By Thomas Lane
BBC News, New York
Each day guides at the United Nations lead hundreds of visitors through the iconic New York headquarters.
The UN's iconic New York HQ was opened in 1950
Tourists file down neat corridors lined with artwork from around the world. Most also get a glimpse of the historic General Assembly hall and Security Council chamber.
UN official Werner Schmidt conducts a very different kind of tour. He is the chief spokesman for the Capital Master Plan (CMP) - a renovation project that is projected to cost nearly $2bn (£1bn).
Mr Schmidt's private tour is meant to show why that money is needed.
Going with him through the bowels of the building is like voyaging back in time. The equipment he displays was all built in the 1950s. Maintenance signs advise people to call emergency numbers that are decades out of date.
Occasionally he points to an exposed pipe and tells you it is lined with "that miracle building material from the 50s - asbestos".
Much of the equipment was only meant to last for two decades at the most. A small museum is actually seeking one piece that is still in use. Engineers often have to improvise replacement parts for gadgets that are no longer made.
Elsewhere in the building, water from the nearby East River seeps through the walls. Puddles sometimes form on basement floors and it is not unusual to see buckets catching drips from leaking pumps.
Michael Adlerstein, the architect who oversees the CMP, says the building "cannot function much longer in its present state".

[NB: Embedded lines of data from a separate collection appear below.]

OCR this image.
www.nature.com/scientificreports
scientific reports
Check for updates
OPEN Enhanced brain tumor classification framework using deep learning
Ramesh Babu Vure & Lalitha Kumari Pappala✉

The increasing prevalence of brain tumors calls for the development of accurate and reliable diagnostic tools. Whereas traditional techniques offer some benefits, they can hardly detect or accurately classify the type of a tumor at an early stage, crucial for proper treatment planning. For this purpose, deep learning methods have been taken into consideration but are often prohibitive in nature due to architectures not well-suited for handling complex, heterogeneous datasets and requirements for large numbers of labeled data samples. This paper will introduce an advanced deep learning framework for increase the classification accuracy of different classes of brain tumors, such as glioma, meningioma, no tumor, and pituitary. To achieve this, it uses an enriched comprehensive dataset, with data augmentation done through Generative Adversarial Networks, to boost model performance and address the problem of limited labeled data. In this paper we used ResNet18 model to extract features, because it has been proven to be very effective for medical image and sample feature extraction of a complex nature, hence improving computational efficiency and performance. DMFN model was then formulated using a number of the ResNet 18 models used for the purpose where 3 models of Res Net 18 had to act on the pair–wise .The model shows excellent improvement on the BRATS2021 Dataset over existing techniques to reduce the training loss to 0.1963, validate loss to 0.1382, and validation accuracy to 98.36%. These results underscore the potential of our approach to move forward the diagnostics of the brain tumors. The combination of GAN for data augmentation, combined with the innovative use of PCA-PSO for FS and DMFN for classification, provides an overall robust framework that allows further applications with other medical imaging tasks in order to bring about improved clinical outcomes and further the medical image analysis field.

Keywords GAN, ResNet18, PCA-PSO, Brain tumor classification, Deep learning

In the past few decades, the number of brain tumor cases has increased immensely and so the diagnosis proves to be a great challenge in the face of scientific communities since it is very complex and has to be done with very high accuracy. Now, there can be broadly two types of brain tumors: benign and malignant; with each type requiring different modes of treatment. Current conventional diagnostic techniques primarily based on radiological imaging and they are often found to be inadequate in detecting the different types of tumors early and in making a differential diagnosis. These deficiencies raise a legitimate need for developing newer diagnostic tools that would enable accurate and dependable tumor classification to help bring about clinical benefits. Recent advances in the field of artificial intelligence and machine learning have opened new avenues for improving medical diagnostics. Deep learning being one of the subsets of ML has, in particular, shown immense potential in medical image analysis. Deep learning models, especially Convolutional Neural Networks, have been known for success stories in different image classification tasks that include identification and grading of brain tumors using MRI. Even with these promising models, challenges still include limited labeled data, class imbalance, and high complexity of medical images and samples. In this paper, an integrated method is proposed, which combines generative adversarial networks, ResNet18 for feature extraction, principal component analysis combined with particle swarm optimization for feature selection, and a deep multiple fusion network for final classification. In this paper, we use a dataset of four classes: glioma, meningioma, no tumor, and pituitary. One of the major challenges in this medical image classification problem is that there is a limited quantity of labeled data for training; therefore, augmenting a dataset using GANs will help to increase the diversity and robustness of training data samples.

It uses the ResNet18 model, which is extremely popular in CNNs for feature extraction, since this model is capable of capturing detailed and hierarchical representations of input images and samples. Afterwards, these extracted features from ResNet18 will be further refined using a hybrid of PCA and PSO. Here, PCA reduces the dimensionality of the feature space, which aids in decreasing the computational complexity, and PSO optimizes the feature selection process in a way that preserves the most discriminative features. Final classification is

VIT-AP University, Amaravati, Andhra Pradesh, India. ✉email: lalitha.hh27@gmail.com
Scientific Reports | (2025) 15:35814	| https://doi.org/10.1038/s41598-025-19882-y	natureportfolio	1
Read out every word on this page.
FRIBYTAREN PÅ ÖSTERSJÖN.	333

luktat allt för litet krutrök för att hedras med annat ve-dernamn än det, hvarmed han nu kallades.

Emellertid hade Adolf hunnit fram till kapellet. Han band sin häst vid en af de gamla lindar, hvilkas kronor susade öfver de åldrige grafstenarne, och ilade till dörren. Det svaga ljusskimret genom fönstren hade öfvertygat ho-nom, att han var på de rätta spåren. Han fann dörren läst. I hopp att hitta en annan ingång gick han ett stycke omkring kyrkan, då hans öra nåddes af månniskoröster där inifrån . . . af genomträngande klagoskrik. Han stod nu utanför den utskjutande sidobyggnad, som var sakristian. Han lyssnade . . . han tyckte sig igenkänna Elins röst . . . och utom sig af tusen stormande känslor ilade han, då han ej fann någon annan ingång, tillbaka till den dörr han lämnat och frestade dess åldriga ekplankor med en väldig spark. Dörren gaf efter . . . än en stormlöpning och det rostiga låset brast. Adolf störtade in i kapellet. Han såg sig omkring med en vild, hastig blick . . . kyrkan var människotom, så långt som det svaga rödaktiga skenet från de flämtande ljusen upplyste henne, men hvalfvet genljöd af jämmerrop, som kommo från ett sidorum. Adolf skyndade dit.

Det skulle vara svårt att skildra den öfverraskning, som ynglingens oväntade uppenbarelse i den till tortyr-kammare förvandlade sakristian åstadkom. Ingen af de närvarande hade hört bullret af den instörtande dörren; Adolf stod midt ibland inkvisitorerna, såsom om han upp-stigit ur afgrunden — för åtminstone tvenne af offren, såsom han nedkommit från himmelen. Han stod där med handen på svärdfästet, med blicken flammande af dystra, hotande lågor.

He also has another reason for hoisting the infrastructure into the modern world - it is currently vulnerable to explosives.
"There's a tremendous need to secure the building against terrorist acts," he told the BBC.
Despite the grand setting, many of the fittings are worse for wear
Achieving that will entail strengthening the structure, and replacing the ill-functioning fire sprinklers.
Heightening the building's blast resistance, however, is no easy task. A recent report says this is one reason the plan is already behind schedule and over budget.
Nor does it help that all 192 member states have to vote on the details. CMP officials jokingly compare it to having 192 landlords, and face continual criticism from many quarters. Just this week, a representative for Pakistan slammed senior managers for "a lack of responsibility".
Stung by similar criticisms, and worried by potential rises in building costs, Mr Adlerstein recently proposed speeding up the renovations. He now hopes to get the work finished by 2013, three years earlier than originally envisaged.
The idea has the support of the Secretary General, Ban Ki-moon, who also has his own hopes for the project. Currently, the headquarters' annual heating and electric bill costs nearly $15m.
At Mr Ban's urging, project planners are trying to reduce energy consumption by 40%. He wants it to be a lesson for the world in how to "green" a building.
When the project is completed Mr Adlerstein says the building will look "exactly the same as when the ribbon was cut" in 1950.
Inside, however, officials hope maintenance will be cheaper, the functions will be greener, and tourists and diplomats alike will be considerably safer.